Our first objective was to develop a framework that would allow us to decompose the variability in the results of an experiment to the different sources (e.g. how different would the results be if a different set of queries, or if a different set of user interaction parameters had been used), and make statistical inferences and comparisons between retrieval systems or algorithms. To study the different sources of variability we developed a number of methods to simulate sampling from a population of documents, queries and users. Bayesian methods over large user-system interaction logs summarized the variability of user interactions, and modeling score distributions allowed the simulation of document-query sampling. Mixed-effects model theory was then used to decompose the variance into different components and allow for accurate inferences about the universe of all documents, queries and users.

Our second objective was to examine which characteristics of a test collection would allow us to train new and effective retrieval algorithms. If there are certain characteristics that are significant for training, even under different retrieval environments, then one could ensure that training document collections always exhibit these characteristics, even if the application domain is different than the training domain. We discovered that (a) selecting query-document pairs to label with a particular methodology can lead to much more effective ranking functions than the methodology used nowadays; and (b) optimizing for a new evaluation measure we developed could also lead to more effective ranking functions than the state-of-the-art.

Finally, our third objective was to extend the current evaluation paradigm by incorporating richer information about the searcher's activity. First we developed two new test collections. The development of these collections was sponsored by the U.S. National institute of standards and technology (NIST) through the text retrieval conference (TREC) initiative. The two collections went beyond the single query-response paradigm, which tests how well a retrieval system responds on a per-query basis (this is unrealistic as it does not reflect how people search in practice). Instead our new approach allowed us to model entire sequences of user-system interactions with the retrieved results (called sessions) with the goal of developing retrieval systems that optimize performance across the entire user experience (not just single query-response). We also developed measures that can capture the quality of retrieval systems over entire sessions.

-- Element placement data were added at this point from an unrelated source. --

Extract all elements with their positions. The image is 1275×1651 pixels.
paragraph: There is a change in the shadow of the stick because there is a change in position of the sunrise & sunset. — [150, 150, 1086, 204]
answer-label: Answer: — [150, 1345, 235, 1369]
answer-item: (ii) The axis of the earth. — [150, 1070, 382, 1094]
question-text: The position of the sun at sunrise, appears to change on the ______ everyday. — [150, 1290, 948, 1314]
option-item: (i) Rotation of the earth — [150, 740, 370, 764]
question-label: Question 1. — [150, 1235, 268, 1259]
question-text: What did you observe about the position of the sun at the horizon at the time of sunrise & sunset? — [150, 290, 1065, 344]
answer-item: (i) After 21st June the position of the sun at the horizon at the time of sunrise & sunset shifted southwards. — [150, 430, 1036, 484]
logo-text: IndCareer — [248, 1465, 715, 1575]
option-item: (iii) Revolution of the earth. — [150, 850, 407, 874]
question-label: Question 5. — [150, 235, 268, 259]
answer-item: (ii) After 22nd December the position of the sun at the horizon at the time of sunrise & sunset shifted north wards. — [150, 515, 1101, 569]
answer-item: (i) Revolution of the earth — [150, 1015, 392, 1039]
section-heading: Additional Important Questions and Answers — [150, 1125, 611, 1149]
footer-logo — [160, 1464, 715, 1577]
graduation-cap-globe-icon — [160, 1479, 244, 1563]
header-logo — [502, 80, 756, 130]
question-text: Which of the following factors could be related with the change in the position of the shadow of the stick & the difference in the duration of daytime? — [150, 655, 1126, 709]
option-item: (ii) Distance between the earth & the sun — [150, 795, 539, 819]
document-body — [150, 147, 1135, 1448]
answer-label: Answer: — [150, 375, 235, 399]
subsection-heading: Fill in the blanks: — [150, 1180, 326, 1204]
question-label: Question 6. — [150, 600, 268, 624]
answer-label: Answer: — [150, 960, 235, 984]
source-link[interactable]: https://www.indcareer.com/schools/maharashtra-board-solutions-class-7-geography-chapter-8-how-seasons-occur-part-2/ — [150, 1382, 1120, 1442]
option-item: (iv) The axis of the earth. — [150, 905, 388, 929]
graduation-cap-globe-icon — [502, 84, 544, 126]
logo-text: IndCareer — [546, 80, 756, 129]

The main results achieved are:

(a) the introduction of mixed-effects models in the information retrieval literature and experimental methodology;
(b) the construction of low-cost test collections and the study of their generalizability and reusability; and
(c) the development and dissemination of two large test collections for researchers to study how to develop system that can optimize for the whole-session user experience.

The test collections we developed have been used by many research teams all over the world (10 and 13 research teams participated in the user session based retrieval competition we organized through TREC in 2010 and 2011 respectively). We organized workshops to further discuss research directions, tutorials and summer school lectures to disseminate the newest development to students and researchers. We published more than 15 conference and journal articles in the highest-quality information retrieval conferences (8 in SIGIR, the most prominent IR conference in the discipline).